That took me by surprise so had a feelings talks to see where he was at with us. He hates taking about relationship and long talks into later evening but only available when gets off works and often works long hours. He said between me calling him on cell phone at work and trying his office line after 4:30pm on a Friday with no answer I texted and emailed in case was in a meeting as he told me to do in years past, that made him made, and also the one talks. He had to make a decision on where we were at and did not want to move back home as some things better somewhat but others not changed so did not feel confident about us, so signed a one year lease. That got me really concerned, and wanted to have some talks to better understand where he was at and where things going. He said I was just hanging out for our son’s sake the last month and half through holidays and his birthday. I said we dated too and you seemed like had good time. He said yes but last time went out it was awkward and did not know what to say to you so was quiet and you talked most of the time. I can’t talk to you. You are also now good friends again with my friend that got me my new job so don’t trust you and around my new job. They have asked recently to get managers wives together to build rapport but don’t trust to do that with you and if you’ll be punctual or if will say anything. I said about our status right now. He said about anything with us or work related. Also about being punctual. I said I’ve been punctual to everything since you’ve been back around. He said one time I hung out with our son a few minutes bc you asked me too and you were spraying your hair in bathroom. I said my son asked special for you to hang out with me alone before we went out and I said ok. I told you that when you came into the house. He said the male pastor he met twice and then once with us together is great but they believe you accept and then the changes come in own and naturally from spouses instead of changing and then accepting one another. And said that way also the change is maintained because it was not forced change. My husband who is very analytical said that does not make logical sense. I’m sorry. Logic speaks to me and have a hard time with that one. He said so no point in going to see male pastor.

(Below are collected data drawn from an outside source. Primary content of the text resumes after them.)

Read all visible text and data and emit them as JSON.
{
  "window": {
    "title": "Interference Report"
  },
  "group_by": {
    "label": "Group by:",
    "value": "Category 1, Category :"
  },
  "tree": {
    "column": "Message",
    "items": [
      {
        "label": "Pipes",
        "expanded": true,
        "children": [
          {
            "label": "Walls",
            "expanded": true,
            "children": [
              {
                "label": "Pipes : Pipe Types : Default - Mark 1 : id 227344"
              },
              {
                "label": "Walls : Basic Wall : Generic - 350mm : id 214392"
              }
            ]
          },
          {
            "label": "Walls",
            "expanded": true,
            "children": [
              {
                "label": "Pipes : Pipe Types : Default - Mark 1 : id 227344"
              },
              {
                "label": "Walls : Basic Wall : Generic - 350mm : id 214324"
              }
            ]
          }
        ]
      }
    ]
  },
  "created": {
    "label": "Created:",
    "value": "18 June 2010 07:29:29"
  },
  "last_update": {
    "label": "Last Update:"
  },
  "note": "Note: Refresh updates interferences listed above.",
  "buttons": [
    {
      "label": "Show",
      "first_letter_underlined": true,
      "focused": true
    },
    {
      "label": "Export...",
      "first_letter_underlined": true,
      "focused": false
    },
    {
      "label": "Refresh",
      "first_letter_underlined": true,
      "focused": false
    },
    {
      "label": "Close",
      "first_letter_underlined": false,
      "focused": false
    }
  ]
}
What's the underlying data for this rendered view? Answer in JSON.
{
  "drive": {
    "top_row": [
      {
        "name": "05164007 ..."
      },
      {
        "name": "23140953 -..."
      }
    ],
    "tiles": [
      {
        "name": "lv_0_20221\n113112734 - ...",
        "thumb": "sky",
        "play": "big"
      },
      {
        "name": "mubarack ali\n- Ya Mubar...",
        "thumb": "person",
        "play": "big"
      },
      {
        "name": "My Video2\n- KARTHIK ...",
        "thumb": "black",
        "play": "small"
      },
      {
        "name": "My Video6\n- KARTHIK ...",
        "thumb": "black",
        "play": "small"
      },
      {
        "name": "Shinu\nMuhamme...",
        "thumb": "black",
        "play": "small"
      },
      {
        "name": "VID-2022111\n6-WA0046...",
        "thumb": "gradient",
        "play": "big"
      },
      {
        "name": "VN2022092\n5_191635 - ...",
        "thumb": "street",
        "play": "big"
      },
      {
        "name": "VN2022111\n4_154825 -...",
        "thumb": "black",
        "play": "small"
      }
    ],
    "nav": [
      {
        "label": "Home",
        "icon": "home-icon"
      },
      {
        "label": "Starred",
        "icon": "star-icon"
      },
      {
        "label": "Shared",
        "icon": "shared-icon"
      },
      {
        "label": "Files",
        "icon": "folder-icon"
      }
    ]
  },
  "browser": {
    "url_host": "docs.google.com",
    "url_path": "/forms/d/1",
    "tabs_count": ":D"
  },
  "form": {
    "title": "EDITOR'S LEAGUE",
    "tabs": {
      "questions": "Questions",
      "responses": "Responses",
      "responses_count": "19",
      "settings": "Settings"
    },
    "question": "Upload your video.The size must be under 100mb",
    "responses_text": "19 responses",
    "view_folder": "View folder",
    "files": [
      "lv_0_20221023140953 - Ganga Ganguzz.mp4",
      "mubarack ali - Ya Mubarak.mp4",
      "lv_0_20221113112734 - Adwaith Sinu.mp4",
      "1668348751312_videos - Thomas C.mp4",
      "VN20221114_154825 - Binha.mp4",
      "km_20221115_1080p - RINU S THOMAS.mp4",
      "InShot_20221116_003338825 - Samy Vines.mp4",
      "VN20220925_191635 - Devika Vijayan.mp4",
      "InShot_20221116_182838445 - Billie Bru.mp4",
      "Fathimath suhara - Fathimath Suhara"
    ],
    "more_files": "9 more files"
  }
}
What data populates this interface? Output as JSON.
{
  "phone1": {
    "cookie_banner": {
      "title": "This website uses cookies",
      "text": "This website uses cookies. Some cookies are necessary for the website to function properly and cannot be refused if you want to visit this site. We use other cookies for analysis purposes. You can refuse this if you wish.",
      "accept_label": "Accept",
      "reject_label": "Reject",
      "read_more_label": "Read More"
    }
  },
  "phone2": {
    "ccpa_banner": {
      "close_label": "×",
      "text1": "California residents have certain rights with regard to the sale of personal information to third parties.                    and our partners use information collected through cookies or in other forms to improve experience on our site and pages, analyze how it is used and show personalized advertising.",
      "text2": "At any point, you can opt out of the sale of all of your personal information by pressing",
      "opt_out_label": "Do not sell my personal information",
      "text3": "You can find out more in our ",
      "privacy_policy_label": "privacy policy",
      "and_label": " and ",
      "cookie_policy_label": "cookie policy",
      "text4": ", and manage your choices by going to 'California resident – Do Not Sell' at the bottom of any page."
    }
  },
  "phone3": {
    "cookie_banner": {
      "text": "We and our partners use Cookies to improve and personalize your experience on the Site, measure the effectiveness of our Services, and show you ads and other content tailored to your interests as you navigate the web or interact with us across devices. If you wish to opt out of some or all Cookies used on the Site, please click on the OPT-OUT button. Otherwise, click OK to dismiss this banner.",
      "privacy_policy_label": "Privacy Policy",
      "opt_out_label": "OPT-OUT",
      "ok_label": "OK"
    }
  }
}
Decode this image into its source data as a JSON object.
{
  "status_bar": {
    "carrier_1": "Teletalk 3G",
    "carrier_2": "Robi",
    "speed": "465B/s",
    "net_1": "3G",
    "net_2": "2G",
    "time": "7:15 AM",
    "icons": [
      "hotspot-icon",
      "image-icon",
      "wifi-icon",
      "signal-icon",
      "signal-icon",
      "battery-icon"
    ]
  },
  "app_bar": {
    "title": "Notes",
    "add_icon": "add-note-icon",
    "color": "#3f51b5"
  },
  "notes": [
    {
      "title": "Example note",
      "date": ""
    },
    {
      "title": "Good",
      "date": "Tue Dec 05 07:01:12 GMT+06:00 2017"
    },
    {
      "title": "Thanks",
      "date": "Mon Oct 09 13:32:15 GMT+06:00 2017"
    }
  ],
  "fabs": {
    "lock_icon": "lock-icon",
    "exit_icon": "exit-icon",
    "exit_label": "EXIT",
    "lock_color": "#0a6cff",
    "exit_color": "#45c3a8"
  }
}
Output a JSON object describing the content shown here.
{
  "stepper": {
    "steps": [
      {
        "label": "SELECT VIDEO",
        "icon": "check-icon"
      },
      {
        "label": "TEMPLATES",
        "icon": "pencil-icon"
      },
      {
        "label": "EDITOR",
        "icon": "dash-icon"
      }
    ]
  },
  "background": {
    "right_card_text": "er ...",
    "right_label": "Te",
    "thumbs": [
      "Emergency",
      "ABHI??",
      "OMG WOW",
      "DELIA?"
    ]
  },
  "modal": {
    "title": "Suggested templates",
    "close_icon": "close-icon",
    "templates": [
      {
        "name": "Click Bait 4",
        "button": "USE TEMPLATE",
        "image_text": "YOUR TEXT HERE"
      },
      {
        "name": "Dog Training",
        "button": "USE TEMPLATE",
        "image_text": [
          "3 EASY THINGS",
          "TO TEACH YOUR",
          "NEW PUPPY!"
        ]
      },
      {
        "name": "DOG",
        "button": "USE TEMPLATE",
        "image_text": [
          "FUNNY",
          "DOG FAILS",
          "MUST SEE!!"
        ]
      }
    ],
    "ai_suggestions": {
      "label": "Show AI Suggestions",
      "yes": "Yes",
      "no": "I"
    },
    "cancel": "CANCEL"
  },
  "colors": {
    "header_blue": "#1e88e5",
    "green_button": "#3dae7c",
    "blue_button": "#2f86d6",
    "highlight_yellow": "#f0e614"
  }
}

We tried counseling a few times but he would only go a couple of times and quit. He says he never realized how much he does not have control in this martiage whether it’s getting control over finances but in same breath says finances are no longer a problem bc took better job that have to work my guts out but like it. I said I’ve been on time when we go out but he said one time wasn’t and that periodically my son has not been either to school. He has been depressed with this situation and his dad separating from us for third time in 5 years, and announced he gave a retainer last week. My son is getting effected again by this and really hard to wake him up in morning bc so drained by this and myself. I promised would try as hard as possible for the one year period but now this has happened. Think he acted out of anger from me trying to set up meeting with pastor and calling him end of day on Friday at work and he was in a meeting and from a couple of long talks later into evening. One on a weekend and the other on week night.
The pastors, myself, and my son really thought things were going well but not now.
Wondering if I pushed him away by trying too much? Any feedback appreciated.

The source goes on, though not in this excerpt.